不幸的是,我对这些工具的预期性能并不十分熟悉或利益与权衡,所以很难知道我应该先尝试什么,甚至不考虑什么。我读过的一些东西表明对2和3进行索引非常慢,这与我偶尔进行修改的事实相矛盾。而且,混合语言使全文本搜索似乎没有吸引力,因为它似乎是基于语言的,除非它可以同时处理多种语言。对于较小的数据,我是否希望使用简单的 ILIKE 下的 Like 可能足够快?还是索引速度足够快,以至于对这么小的数据进行低负载修改?

Unfortunately, I'm not really familiar with the expected performance of any of these or the benefits and trades off, so it's hard to know what things I should try first and what things I shouldn't even consider. Some things I have read suggest that doing the indexing for 2 and 3 is pretty slow, which conflicts with the fact that I'll be having occasional modifications going on. And the mixed language makes full text search seem unattractive since it appears to be language based, unless it can handle multiple languages simultaneously. Would I expect that for data this small, a simple ILIKE or maybe a LIKE on lower is probably fast enough? Or maybe the indexing is fast enough for the low load of modifications on data this small? Would I be better off looking for something outside the database?

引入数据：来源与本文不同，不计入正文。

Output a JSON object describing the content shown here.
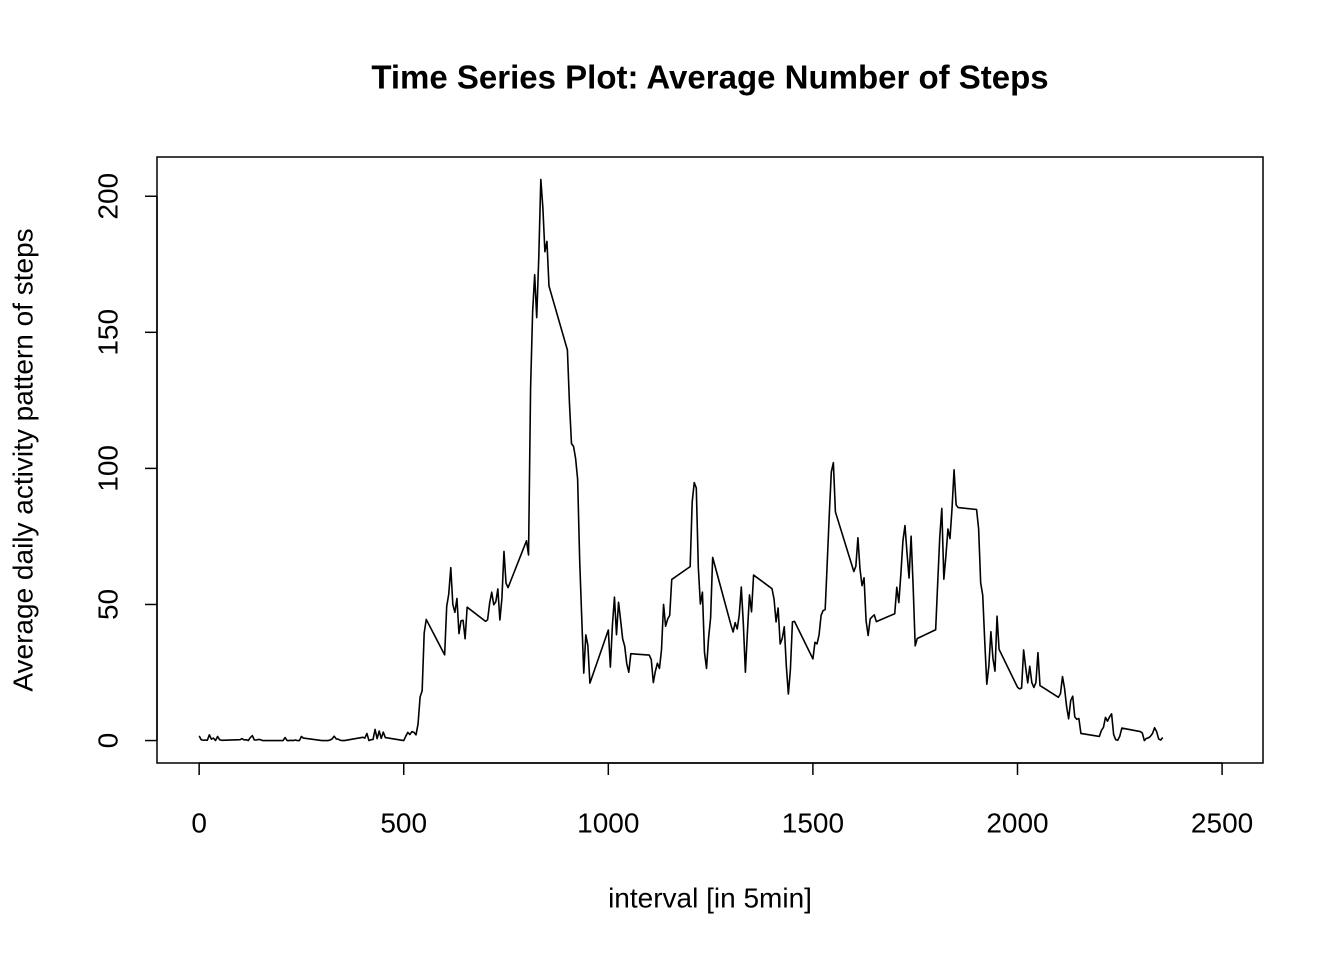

当然,我必须对所有这些进行基准测试才能真正确定最快的是什么,但是不幸的是,我没有这个项目没有太多时间。那么这些方法的好处和取舍是什么?这些选项中哪些不适合解决此类问题?还有其他值得考虑的其他类型的解决方案(包括潜在的数据库外部)吗?

Granted, I would have to actually benchmark all these to really know for sure what's fastest, but unfortunately, I don't have much time for this project. So what are the benefits and trade offs of these methods? What of these options are not appropriate for solving this type of problem? What are some other types of solutions (including potentially outside the database) worth considering?

(我想我可能会发现有关PG中文本搜索的初学者教程很有用,但是我的搜索大部分时间都是全文搜索,我什至都不知道它是否对我有用。)

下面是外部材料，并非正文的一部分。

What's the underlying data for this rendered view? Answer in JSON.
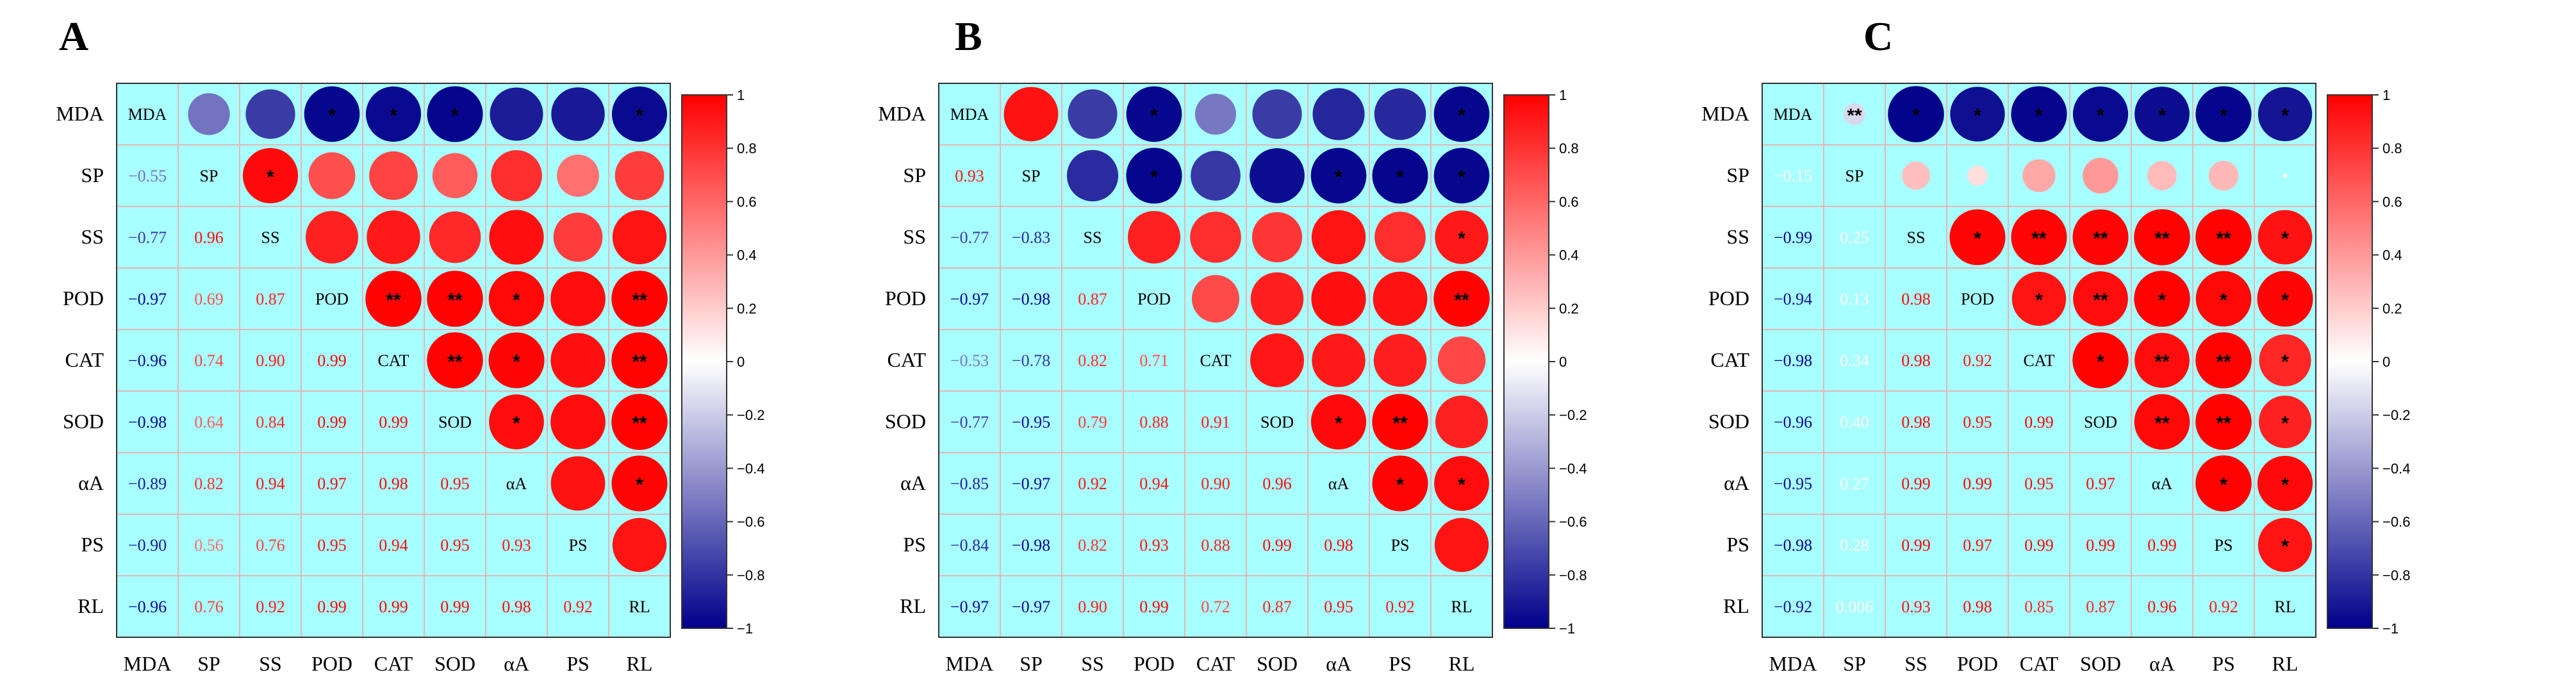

(I suppose I might find some kind of beginner's tutorial on text searching in PG useful, but my searches turn up Full Text Search for the most part, which I don't even know if it's useful for me.)

我使用的是PG 9.2.4 ,因此9.3版之前的所有功能都是一个选择。

I'm on PG 9.2.4, so any goodies pre-9.3 are an option.

推荐答案

更新:我已经对此进行了扩展回答详细的博客文章

Update: I've expanded this answer into a detailed blog post.

而不是只关注速度,请先考虑搜索语义。定义您的要求。

Rather than focusing purely on speed, please consider search semantics first. Define your requirements.

例如,用户是否需要能够根据条款的 order 进行区分?应该

For example, do users need to be able to differentiate based on the order of terms? Should

radiata pinus

发现:

pinus radiata

空格是否始终是单词分隔符,还是搜索词的列部分中的空格?

Are spaces always word separators, or are spaces within a column part of the search term?

是否需要通配符?如果是这样,您是否只需要左固定通配符(请考虑 staph%),还是也需要右固定或中缀通配符(%ccus p%s )?只有 pg_tgrm 会帮助您使用中缀通配符。后缀通配符可以通过单词的 reverse()上的索引进行处理,但这很快就变得笨拙,因此在实践中 pg_tgrm 是那里最好的选择。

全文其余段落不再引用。